Speaker
Description
Model order reduction has become an established tool to reduce costs in computational engineering. It is based on the idea that potential solutions to parameterized problems possess a certain kind of similarity, i.e. that the actual solution vectors reside in a lower-dimensional solution manifold. Vice versa, a certain solution can represented in terms of a low-dimensional solution vector.
This approach has been used widely for multiscale simulations, where the microscale FE solutions on the RVE level exhibit a high level of repetitiveness, so that the microscale kinematics can be lowered drastically using a reduced basis. On the kinetic side, the respective equations of motions can be derived by means of Galerkin projection from the original internal force vector. Computing the latter by numerical integration in the elements is, however, still an expensive task.
Different hyperintegration methods have been proposed to reduce the number of quadrature points and thus the computation costs.

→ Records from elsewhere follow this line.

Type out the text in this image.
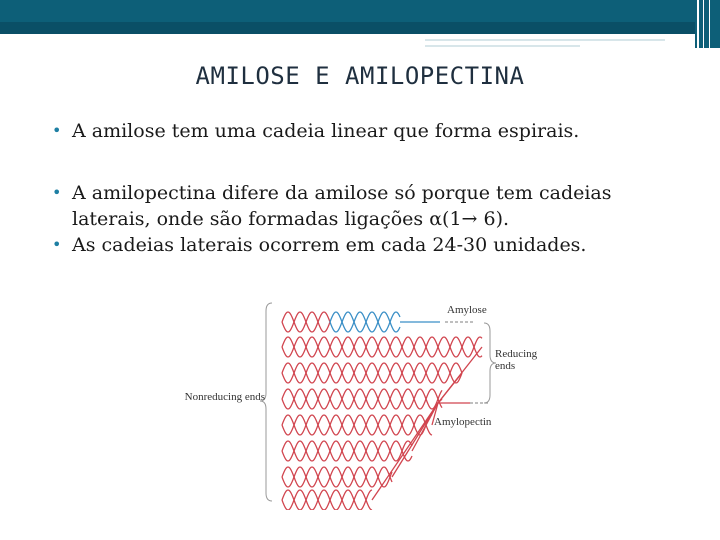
AMILOSE E AMILOPECTINA
• A amilose tem uma cadeia linear que forma espirais.
• A amilopectina difere da amilose só porque tem cadeias laterais, onde são formadas ligações α(1→ 6).
• As cadeias laterais ocorrem em cada 24-30 unidades.
Amylose
Reducing ends
Nonreducing ends
Amylopectin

Hyperintegration methods identify quadrature points and their weights based on least-squares error minimization on training data, incorporating certain criteria like the internal forces in the empirical cubature method (ECM) or the elastic free energy in the reduced energy optimal cubature (REOC), while preserving the integration of the volume.

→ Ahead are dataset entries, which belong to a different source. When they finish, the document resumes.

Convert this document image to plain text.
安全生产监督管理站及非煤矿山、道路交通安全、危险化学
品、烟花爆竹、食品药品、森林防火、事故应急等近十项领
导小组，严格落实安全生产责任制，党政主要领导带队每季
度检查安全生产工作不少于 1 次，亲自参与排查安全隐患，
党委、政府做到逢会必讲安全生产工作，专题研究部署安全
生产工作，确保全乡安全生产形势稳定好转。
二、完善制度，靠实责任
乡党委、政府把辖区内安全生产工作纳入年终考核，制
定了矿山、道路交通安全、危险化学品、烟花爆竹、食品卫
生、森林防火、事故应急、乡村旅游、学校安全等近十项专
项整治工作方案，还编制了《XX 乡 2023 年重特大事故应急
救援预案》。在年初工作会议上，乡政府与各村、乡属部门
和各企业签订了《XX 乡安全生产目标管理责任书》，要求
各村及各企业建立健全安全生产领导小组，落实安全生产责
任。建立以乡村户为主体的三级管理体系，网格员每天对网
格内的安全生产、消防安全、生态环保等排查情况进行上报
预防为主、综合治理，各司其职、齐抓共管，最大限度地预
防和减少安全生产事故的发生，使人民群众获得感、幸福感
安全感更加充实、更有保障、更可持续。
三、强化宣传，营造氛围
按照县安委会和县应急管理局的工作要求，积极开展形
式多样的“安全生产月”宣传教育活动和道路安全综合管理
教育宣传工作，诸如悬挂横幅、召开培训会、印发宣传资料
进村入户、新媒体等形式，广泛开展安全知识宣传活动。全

The present contribution formulates additional generalized criteria for hyperintegration. Their individual and combined effects on the computational cost is evaluated for a number of reduced order FE² problems. This way, the computational online costs can be further decreased if the criteria are combined, caused by the better generalization of the resulting hyperintegration scheme. This scheme is implemented in an element-wise manner as Empirical Hyper Element Integration Method (EHEIM), enabling a modular integration into existing FE² codes.